L’autosatisfaction de Magnette a dû faire bondir le PTB-PVDA. Le parti de gauche radicale a en effet souligné, à juste titre, que la Belgique ne s’engageait qu’à appliquer les mesures d’urgence que pourrait demander la CIJ, et non à soutenir l’enquête à proprement parler. Des dents ont sans doute également dû grincer chez Ecolo, en entendant qu’une exigence, avancée dès le 9 janvier par les Verts, autrement dit avant la première communication du PS sur le sujet, était présentée comme un succès rouge.
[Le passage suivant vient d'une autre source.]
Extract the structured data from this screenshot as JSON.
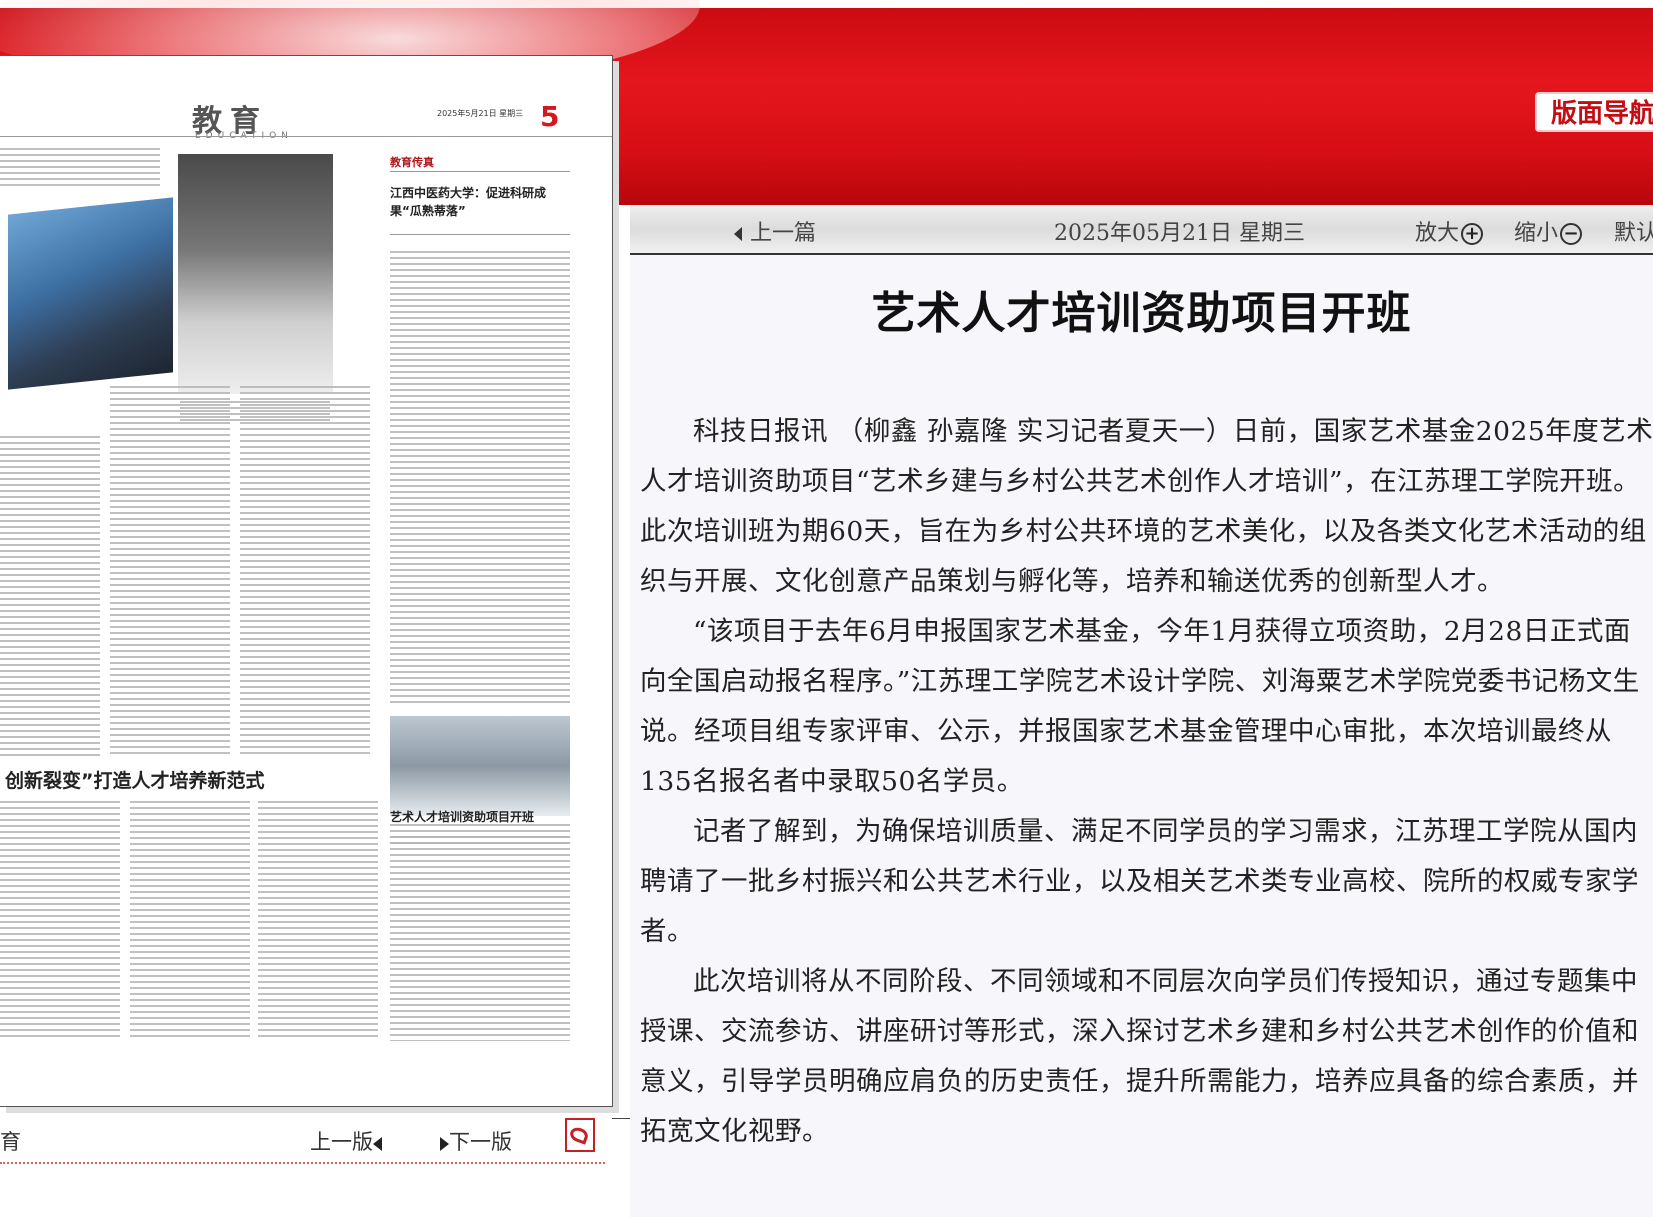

La participation ostensible du pilier socialiste témoigne de la centralité prise par la cause palestinienne.
Cela dit, l’essentiel est ailleurs. La participation ostensible de l’intégralité du pilier socialiste (parti, mutualités, syndicat, jeunesse) témoigne en effet de la centralité prise en son sein par la cause palestinienne. Quel contraste avec la social-démocratie française, dont le jeune espoir Raphaël Glucksman s’illustrait quelques jours plus tôt par une série de votes anti-palestiniens au Parlement européen ! Mi-octobre 2023, la question palestinienne, ou plus exactement les querelles autour de la qualification du Hamas de « terroriste », ont d’ailleurs contribué à l’implosion de la Nupes, la coalition électorale qui réunissait outre-Quiévrain socialistes, communistes, insoumis et écologistes.
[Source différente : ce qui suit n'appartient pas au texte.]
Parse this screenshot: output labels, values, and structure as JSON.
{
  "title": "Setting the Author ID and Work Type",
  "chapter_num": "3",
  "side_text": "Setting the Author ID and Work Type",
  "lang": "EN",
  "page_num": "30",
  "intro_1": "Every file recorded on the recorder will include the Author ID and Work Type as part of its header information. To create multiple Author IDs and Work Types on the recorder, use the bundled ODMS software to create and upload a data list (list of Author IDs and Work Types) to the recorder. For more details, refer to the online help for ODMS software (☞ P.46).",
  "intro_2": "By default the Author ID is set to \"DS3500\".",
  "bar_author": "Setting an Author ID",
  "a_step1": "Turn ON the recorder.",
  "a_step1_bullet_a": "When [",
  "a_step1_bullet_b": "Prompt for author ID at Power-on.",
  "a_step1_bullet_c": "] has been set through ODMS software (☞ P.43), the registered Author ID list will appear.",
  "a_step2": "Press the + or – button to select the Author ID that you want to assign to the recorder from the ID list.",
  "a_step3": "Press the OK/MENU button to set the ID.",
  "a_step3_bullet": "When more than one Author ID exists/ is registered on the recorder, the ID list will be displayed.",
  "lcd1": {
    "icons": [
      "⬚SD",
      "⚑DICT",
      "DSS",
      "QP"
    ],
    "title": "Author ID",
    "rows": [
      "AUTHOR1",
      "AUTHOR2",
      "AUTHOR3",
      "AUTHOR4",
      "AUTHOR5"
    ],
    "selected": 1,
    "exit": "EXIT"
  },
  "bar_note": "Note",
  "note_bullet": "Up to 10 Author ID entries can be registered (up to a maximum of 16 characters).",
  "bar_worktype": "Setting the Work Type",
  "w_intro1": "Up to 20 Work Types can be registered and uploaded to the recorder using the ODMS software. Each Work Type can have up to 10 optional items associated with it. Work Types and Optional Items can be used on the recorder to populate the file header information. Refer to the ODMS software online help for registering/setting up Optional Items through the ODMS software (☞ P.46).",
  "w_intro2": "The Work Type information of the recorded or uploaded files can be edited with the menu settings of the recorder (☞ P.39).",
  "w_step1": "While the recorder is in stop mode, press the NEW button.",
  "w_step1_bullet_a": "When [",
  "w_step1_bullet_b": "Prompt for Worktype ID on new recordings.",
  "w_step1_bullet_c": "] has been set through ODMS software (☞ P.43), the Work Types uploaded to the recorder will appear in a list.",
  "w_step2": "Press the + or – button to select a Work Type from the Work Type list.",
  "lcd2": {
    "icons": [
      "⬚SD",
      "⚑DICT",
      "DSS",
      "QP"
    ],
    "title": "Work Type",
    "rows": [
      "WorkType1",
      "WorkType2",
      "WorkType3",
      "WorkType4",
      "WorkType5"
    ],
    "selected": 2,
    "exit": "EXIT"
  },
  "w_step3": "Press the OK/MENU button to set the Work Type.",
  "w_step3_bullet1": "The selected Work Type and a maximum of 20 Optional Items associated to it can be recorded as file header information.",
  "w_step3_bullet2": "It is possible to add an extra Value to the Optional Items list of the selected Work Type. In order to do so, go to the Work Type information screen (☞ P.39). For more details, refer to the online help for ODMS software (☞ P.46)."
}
Au sein du plat pays, point de guerres des gauches sur le sujet. Après un moment de flottement suite au choc des atrocités perpétrées par les groupes armés palestiniens le 7 octobre, les divergences en la matière entre Rouges, Roses et Verts paraissent de plus en plus cosmétiques. Sur le fond, tous ces segments de la gauche belge se rejoignent de longue date sur la réalité de l’apartheid israélien, la nécessité de sanctionner Israël ou encore l’urgence d’interdire le commerce avec les colonies israéliennes situées en territoire palestinien occupé.
Propalestinien de la première heure, le PTB, tente certes de maintenir sa singularité depuis le confort de l’opposition en pointant, ici comme sur d’autres dossiers, les contradictions entre les déclarations et les actes de ses rivaux participationnistes. Reste que ceux-ci ont accordé à la question palestinienne une importance qu’elle n’avait pas jusqu’alors, au point qu’elle constitue une fréquente source de friction au sein de la majorité fédérale, en particulier depuis le 7 octobre.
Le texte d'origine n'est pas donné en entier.